Reputation: 61
I'm dealing with a multi-level dictionary in Julia. The outermost dictionary is Dict{String, Any}, which looks like this:
`Dict{String, Any} with 38 entries:
"2024-11-15:169" => Dict{String, Any}("395.0"=>Any[Dict{String, Any}("mini"=>…
"2024-06-28:29" => Dict{String, Any}("418.0"=>Any[Dict{String, Any}("mini"=>…
"2025-06-20:386" => Dict{String, Any}("750.0"=>Any[Dict{String, Any}("mini"=>…`
Each value is also a dictionary Dict{String, Any} with:
`Dict{String, Any} with 112 entries:
"475.0" => Any[Dict{String, Any}("mini"=>false, "settlementType"=>"P", "low52…
"500.0" => Any[Dict{String, Any}("mini"=>false, "settlementType"=>"P", "low52…
"456.0" => Any[Dict{String, Any}("mini"=>false, "settlementType"=>"P", "low52…`
Ultimately, I want to create a dictionary that has values which are dataframes. I.e. assign to each key from the outermost dictionary a dataframe based on the inner dictionary (With columns like "strike"=[475, 500, 456] or "mini"=[false, false, false] for example).
What does the Any[...] mean in the inner dictionary? How can I get rid of it because I only have dictionary types inside? Then, how do I efficiently collect the info from each dictionary into dataframe columns?
Thanks.
I tried just parsing it with DataFrame(outerdict) but it creates some kind of weird multi-level column index, again with the Any's. Also, with dictionaries as dataframe values it feels quite inefficient to manually create new columns every time from the dictionary entries.
Upvotes: 1
Views: 64
Reputation: 42214
It is not clear from your question what you need.
So let's assume we have a nested dictionary:
julia> d = Dict(:df1=>[Dict(:a=>10,:b=>20),Dict(:a=>11,:b=>21)], :df2=>[Dict(:a=>10,:b=>20),Dict(:a=>11,:b=>21)])
Dict{Symbol, Vector{Dict{Symbol, Int64}}} with 2 entries:
:df2 => [Dict(:a=>10, :b=>20), Dict(:a=>11, :b=>21)]
:df1 => [Dict(:a=>10, :b=>20), Dict(:a=>11, :b=>21)]

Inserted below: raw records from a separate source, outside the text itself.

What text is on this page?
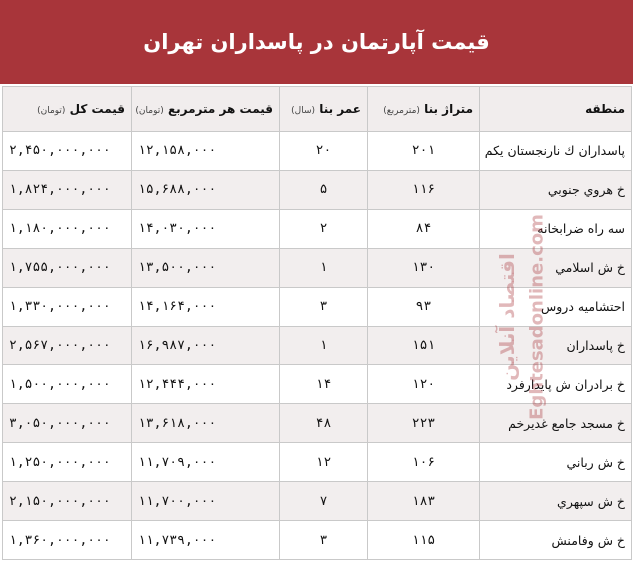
قیمت آپارتمان در پاسداران تهران
منطقه	متراژ بنا (مترمربع)	عمر بنا (سال)	قیمت هر مترمربع (تومان)	قیمت کل (تومان)
پاسداران ك نارنجستان يكم	۲۰۱	۲۰	۱۲,۱۵۸,۰۰۰	۲,۴۵۰,۰۰۰,۰۰۰
خ هروي جنوبي	۱۱۶	۵	۱۵,۶۸۸,۰۰۰	۱,۸۲۴,۰۰۰,۰۰۰
سه راه ضرابخانه	۸۴	۲	۱۴,۰۳۰,۰۰۰	۱,۱۸۰,۰۰۰,۰۰۰
خ ش اسلامي	۱۳۰	۱	۱۳,۵۰۰,۰۰۰	۱,۷۵۵,۰۰۰,۰۰۰
احتشاميه دروس	۹۳	۳	۱۴,۱۶۴,۰۰۰	۱,۳۳۰,۰۰۰,۰۰۰
خ پاسداران	۱۵۱	۱	۱۶,۹۸۷,۰۰۰	۲,۵۶۷,۰۰۰,۰۰۰
خ برادران ش پايدارفرد	۱۲۰	۱۴	۱۲,۴۴۴,۰۰۰	۱,۵۰۰,۰۰۰,۰۰۰
خ مسجد جامع غديرخم	۲۲۳	۴۸	۱۳,۶۱۸,۰۰۰	۳,۰۵۰,۰۰۰,۰۰۰
خ ش رباني	۱۰۶	۱۲	۱۱,۷۰۹,۰۰۰	۱,۲۵۰,۰۰۰,۰۰۰
خ ش سپهري	۱۸۳	۷	۱۱,۷۰۰,۰۰۰	۲,۱۵۰,۰۰۰,۰۰۰
خ ش وفامنش	۱۱۵	۳	۱۱,۷۳۹,۰۰۰	۱,۳۶۰,۰۰۰,۰۰۰
اقتصاد آنلاین Eghtesadonline.com
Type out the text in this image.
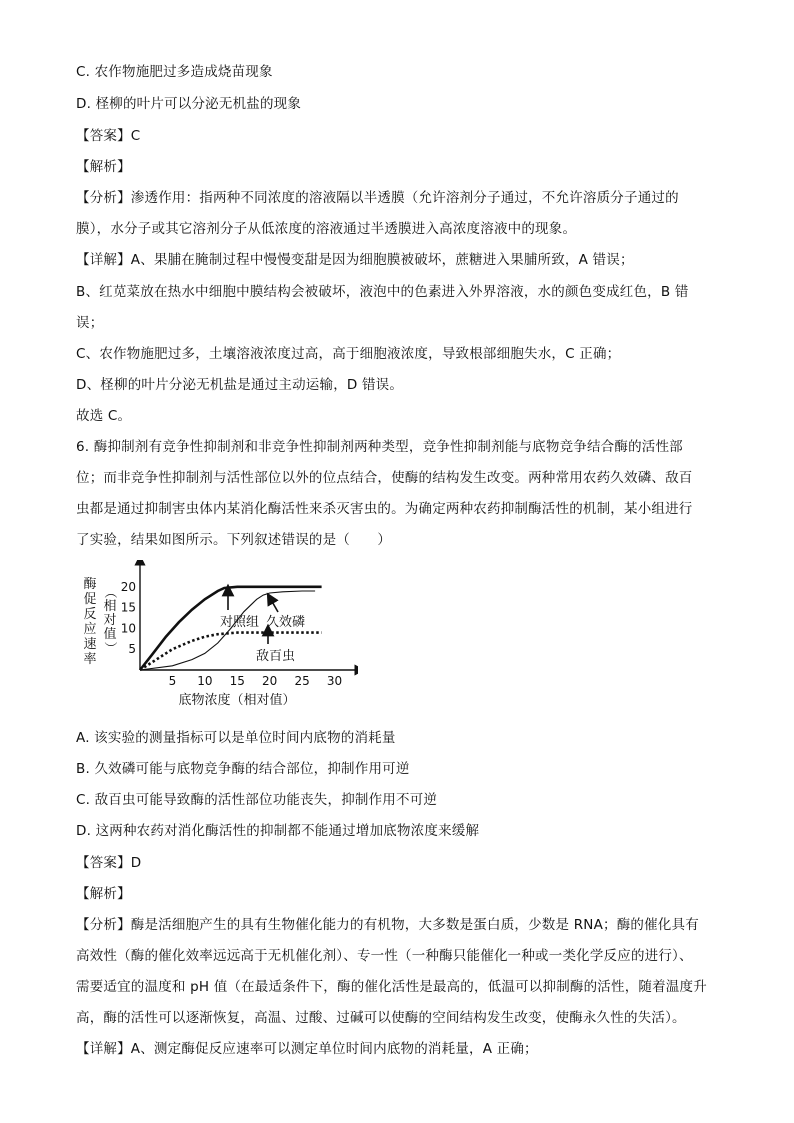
C. 农作物施肥过多造成烧苗现象
D. 柽柳的叶片可以分泌无机盐的现象
【答案】C
【解析】
【分析】渗透作用：指两种不同浓度的溶液隔以半透膜（允许溶剂分子通过，不允许溶质分子通过的
膜），水分子或其它溶剂分子从低浓度的溶液通过半透膜进入高浓度溶液中的现象。
【详解】A、果脯在腌制过程中慢慢变甜是因为细胞膜被破坏，蔗糖进入果脯所致，A 错误；
B、红苋菜放在热水中细胞中膜结构会被破坏，液泡中的色素进入外界溶液，水的颜色变成红色，B 错
误；
C、农作物施肥过多，土壤溶液浓度过高，高于细胞液浓度，导致根部细胞失水，C 正确；
D、柽柳的叶片分泌无机盐是通过主动运输，D 错误。
故选 C。
6. 酶抑制剂有竞争性抑制剂和非竞争性抑制剂两种类型，竞争性抑制剂能与底物竞争结合酶的活性部
位；而非竞争性抑制剂与活性部位以外的位点结合，使酶的结构发生改变。两种常用农药久效磷、敌百
虫都是通过抑制害虫体内某消化酶活性来杀灭害虫的。为确定两种农药抑制酶活性的机制，某小组进行
了实验，结果如图所示。下列叙述错误的是（　　）
5 10 15 20 25 30
5
10
15
20
酶
促
反
应
速
率
（
相
对
值
）
底物浓度（相对值）
对照组 久效磷
敌百虫
A. 该实验的测量指标可以是单位时间内底物的消耗量
B. 久效磷可能与底物竞争酶的结合部位，抑制作用可逆
C. 敌百虫可能导致酶的活性部位功能丧失，抑制作用不可逆
D. 这两种农药对消化酶活性的抑制都不能通过增加底物浓度来缓解
【答案】D
【解析】
【分析】酶是活细胞产生的具有生物催化能力的有机物，大多数是蛋白质，少数是 RNA；酶的催化具有
高效性（酶的催化效率远远高于无机催化剂）、专一性（一种酶只能催化一种或一类化学反应的进行）、
需要适宜的温度和 pH 值（在最适条件下，酶的催化活性是最高的，低温可以抑制酶的活性，随着温度升
高，酶的活性可以逐渐恢复，高温、过酸、过碱可以使酶的空间结构发生改变，使酶永久性的失活）。
【详解】A、测定酶促反应速率可以测定单位时间内底物的消耗量，A 正确；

We can convert it to a dictionary of data frames:
julia> dfs = Dict(keys(d) .=> DataFrame.(values(d)))
Dict{Symbol, DataFrame} with 2 entries:
:df2 => 2×2 DataFrame…
:df1 => 2×2 DataFrame…
Were a single data frame looks like this:
julia> dfs[:df1]
2×2 DataFrame
Row │ a b
│ Int64 Int64
─────┼──────────────
1 │ 10 20
2 │ 11 21
The trick is the correct usage of broadcasting.
The Any[]
in the inner dictionary means a Vector
of elements of type Any
. Any
is an abstract type - a supertype for any Julia type. In my example having d = Dict(:df1=>Any[Dict(:a=>10,:b=>20),Dict(:a=>11,:b=>21)], :df2=>Any[Dict(:a=>10,:b=>20),Dict(:a=>11,:b=>21)])
would not have changed anything (except for performance which would be lower as the usage of abstract containers is not recommended in Julia).
Upvotes: 0